El diplomático e historiador británico Harold Nicolson lo veía por encima del común de los mortales: “Sus ojos eran opacos, vigilantes, airados, combativos, visionarios y trágicos. Los ojos de un hombre que está muy preocupado y es incapaz de fijar su atención en cosas de poca importancia. Pero, en otro sentido, son los ojos de un hombre enfrentado a una verdadera ordalía o a una tragedia, unos ojos en los que se combinan la amplitud de miras, la truculencia, la resolución y una gran infelicidad”.
En su obra Churchill y la guerra, Max Hastings afirma: “Pocos hombres en la historia de la humanidad han tenido que soportar una carga tan pesada, siempre presente en la primera línea de su conciencia e incluso de su subconsciente. Los sueños lo agobiaban cuando dormía, aunque rara vez revelara a otros su naturaleza.” Hastings también rescata que, en profundo contraste con Hitler y Mussolini. “Churchill conservó en todo momento una humanidad, una conciencia de que estaba hecho de barro mortal, que rara vez perdió su capacidad de conmover los corazones de los que estaban a su servicio. De la misma forma que la brillantez de su conversación provocaba la veneración que sentían por él”.

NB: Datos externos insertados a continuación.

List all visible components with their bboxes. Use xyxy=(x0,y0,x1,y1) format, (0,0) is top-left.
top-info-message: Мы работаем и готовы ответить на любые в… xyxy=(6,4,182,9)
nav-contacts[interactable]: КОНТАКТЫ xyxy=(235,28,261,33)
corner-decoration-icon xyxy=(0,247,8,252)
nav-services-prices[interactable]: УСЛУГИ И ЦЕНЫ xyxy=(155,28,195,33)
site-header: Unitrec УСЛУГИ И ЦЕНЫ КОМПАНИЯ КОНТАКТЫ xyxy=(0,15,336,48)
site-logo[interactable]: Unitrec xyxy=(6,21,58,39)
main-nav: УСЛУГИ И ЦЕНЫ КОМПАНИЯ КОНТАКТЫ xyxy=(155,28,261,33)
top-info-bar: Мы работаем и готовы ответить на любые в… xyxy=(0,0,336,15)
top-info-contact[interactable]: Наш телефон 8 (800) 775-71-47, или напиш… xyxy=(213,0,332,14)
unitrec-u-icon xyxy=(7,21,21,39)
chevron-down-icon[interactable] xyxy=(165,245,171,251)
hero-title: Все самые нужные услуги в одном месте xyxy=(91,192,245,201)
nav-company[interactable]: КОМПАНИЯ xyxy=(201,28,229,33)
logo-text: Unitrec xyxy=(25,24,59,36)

También había quienes veían a Churchill como un tipo petiso, rechoncho, pétreo, gordo, de espaldas anchas, mandíbula cuadrada, calvo en parte, con algunos cabellos que el viento despeinaba y con un formidable sentido del humor. Después de la guerra, hizo suyo un lema, mensaje para estadistas modernos, que decía: “En la derrota, altivez; en la guerra, resolución; en la victoria, magnanimidad; en la paz, buena voluntad”. Pero durante la guerra lo guiaron otras máximas: de nuevo, mensaje para estadistas modernos: “Si se ocupa el supremo poder, todo se simplifica mucho. Un jefe aceptado no tiene más que decidir lo que procede hacer, o al menos decidirse a hacer lo que sea. En torno al número uno, se centran enormes lealtades. Si el tropieza, ha de ser sostenido. Si comete errores, ha de ser encubierto. Si duerme, se ha de cuidar de que no se le despierte a capricho. Y si no vale para nada, ha de sufrir las consecuencias máximas y ser puesto en la picota. Pero esto último no puede acontecer todos los días y mucho menos en los momentos inmediatamente posteriores a su designación como número uno”.
Churchill pronunció otros dos discursos históricos durante la guerra: el que anunció que Gran Bretaña no iba a ceder, “Jamás nos rendiremos”, y el elogio a los pilotos de la Real Fuerza Aérea que resolvieron a su favor la Batalla de Inglaterra, frente a la aviación nazi: “Nunca tantos le debieron tanto a tan pocos”. Pero “sangre, sudor y lágrimas” cambió la historia del mundo para siempre.
Churchill murió en Kensington, Londres, el 24 de enero de 1965, a los 91 años.